The premiere of Better Call Saul got me thinking about how the shows I enjoy now, post Breaking Bad folding, tend to fit more easily into the mold of romance rather than realism, and that this probably has a lot to do with how the ruse has now been rumbled on the supposedly ‘bold’ grittiness of the shows that have been lauded with both praise and generous ratings over the past few years.

“Have you grounded yourself?” Better Call Saul is off to a strong start
You know, shows like The Wire and, indeed, Breaking Bad itself, with the latter admittedly conceding to a few Tarantinoesque stylistic flourishes every now and then.
This article illustrates the point better than I ever could, but the point remains this: there’s very little actual innovation or subversion happening in these shows, and this kind of storytelling is always better when its embraces its ‘genre’ roots. Because straining to do otherwise often results in nothing but kitsch.
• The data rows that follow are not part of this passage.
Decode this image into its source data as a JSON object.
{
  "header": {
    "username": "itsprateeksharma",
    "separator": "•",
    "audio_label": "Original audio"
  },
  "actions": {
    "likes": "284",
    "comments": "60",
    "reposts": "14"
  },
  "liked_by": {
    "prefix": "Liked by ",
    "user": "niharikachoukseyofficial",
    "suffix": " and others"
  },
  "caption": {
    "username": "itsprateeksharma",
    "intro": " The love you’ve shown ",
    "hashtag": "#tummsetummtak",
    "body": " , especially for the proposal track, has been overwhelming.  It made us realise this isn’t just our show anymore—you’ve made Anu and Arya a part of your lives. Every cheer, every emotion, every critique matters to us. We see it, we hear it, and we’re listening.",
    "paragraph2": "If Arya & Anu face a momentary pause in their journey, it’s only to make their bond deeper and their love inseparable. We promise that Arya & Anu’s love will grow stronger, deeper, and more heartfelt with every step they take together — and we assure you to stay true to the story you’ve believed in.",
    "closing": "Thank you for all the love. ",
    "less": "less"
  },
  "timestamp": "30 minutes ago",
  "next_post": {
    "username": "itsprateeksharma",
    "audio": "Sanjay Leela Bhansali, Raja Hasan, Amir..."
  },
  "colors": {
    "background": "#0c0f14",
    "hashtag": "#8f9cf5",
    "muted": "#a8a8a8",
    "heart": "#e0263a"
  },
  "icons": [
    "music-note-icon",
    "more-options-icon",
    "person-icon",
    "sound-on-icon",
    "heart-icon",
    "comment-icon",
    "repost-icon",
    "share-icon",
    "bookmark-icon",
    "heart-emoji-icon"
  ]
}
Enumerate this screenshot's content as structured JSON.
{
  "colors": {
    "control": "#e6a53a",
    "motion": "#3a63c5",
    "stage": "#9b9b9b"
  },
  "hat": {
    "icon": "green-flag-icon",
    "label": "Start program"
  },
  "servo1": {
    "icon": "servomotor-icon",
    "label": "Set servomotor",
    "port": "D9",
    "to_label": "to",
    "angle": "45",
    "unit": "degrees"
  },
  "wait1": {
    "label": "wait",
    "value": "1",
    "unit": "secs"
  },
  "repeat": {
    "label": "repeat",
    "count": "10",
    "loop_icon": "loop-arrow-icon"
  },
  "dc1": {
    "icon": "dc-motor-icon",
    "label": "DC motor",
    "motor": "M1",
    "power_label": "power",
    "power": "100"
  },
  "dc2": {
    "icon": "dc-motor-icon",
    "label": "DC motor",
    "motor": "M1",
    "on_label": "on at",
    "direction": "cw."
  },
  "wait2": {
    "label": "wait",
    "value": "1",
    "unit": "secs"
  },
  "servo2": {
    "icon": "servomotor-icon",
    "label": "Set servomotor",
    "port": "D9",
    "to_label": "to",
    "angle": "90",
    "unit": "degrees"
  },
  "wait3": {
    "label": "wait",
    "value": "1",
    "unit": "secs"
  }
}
I enjoyed Breaking Bad and The Wire as much as anyone, but shows like Boardwalk Empire felt like brittle attempts at the same: spread thin by the half-assed attempt at historically accurate drama, it felt neither here nor there.

Ben McKenzie as James Gordon and Robin Lord Taylor as Oswald ‘Penguin’ Cobblepot in Gotham
These days I’m quaffing shows like Black Sails, The Musketeers and Gotham – they don’t bother to hide their roots in firmly trodden narrative ground, and any ‘grit’ is by-the-by, acknowledged as just another stylistic detail rather than a willful attempt at – ultimately hollow – innovation. Hell, they simply can’t hide their derivative nature: all three shows are explicitly sourced from clear antecedents. Black Sails is a very loose prequel to Robert Louis Stevenson’s Treasure Island with a liberal sprinkling of ‘historical’ pirates thrown into the mix, The Musketeers is yet another adaptation of Alexandre Dumas’ enduring piece of swashbuckling proto-pulp fiction, and Gotham is a shamelessly opportunistic but also refreshingly goofy series about Gotham City 20-odd years before Batman arrived on the scene.

Santiago Cabrera as Aramis in The Musketeers
It’s particularly telling that the first two shows in are sourced from Stevenson and Dumas, writers historically associated with the aesthetic of ‘romance’. The BBC’s own Musketeers may not be the best iteration of that story – and it’s certainly the weakest show of this particular triad – but it’s telling that it reared its head just now, as if in direct opposition to the prevailing trend. Black Sails may have the same levels of sex and violence you’d expect from the likes of Game of Thrones*, but its main MO is adventure and intrigue, not some half-baked exploration of moral ambiguity. And while Gotham, being a prequel to an established comic book property, appears to play in the same sandbox as most of the reboot-and-remake happy mainstream, it resists the urge to ‘grimdark’, giving us a Gotham Cityscape that is less Nolan, more Burton.

Jon Hamm as Don Draper in Mad Men
This is of course not to say that I won’t be tuning into Breaking Bad spinoff Better Call Saul – the pilot of which I found terrific – nor that television can’t be anything except pulp. But I’m finding more pleasure in taking in this kind of genre fare at the moment. Mostly because the likes of Breaking Bad, The Sopranos, Mad Men et al have proven themselves to ultimately be all about dissatisfied and/or stifled macho men eager to live out their machismo, and largely succeeding in doing so. There’s very little about that I find profound, and the fact that we’re treating it as something novel and worthy of our time all on its own is a bit disconcerting.
I would rather have my macho men as flat archetypes, to be taken with a pinch of salt. Better than than being lured into contemplating their aggressive contours as something to take in fully and even – the implication being – to be emulated.
*Game of Thrones is an interesting exception that proves the rule: by presenting us with a fantasy world that is directly informed by episodes from ‘real life’ medieval history, it blends both realism and romance.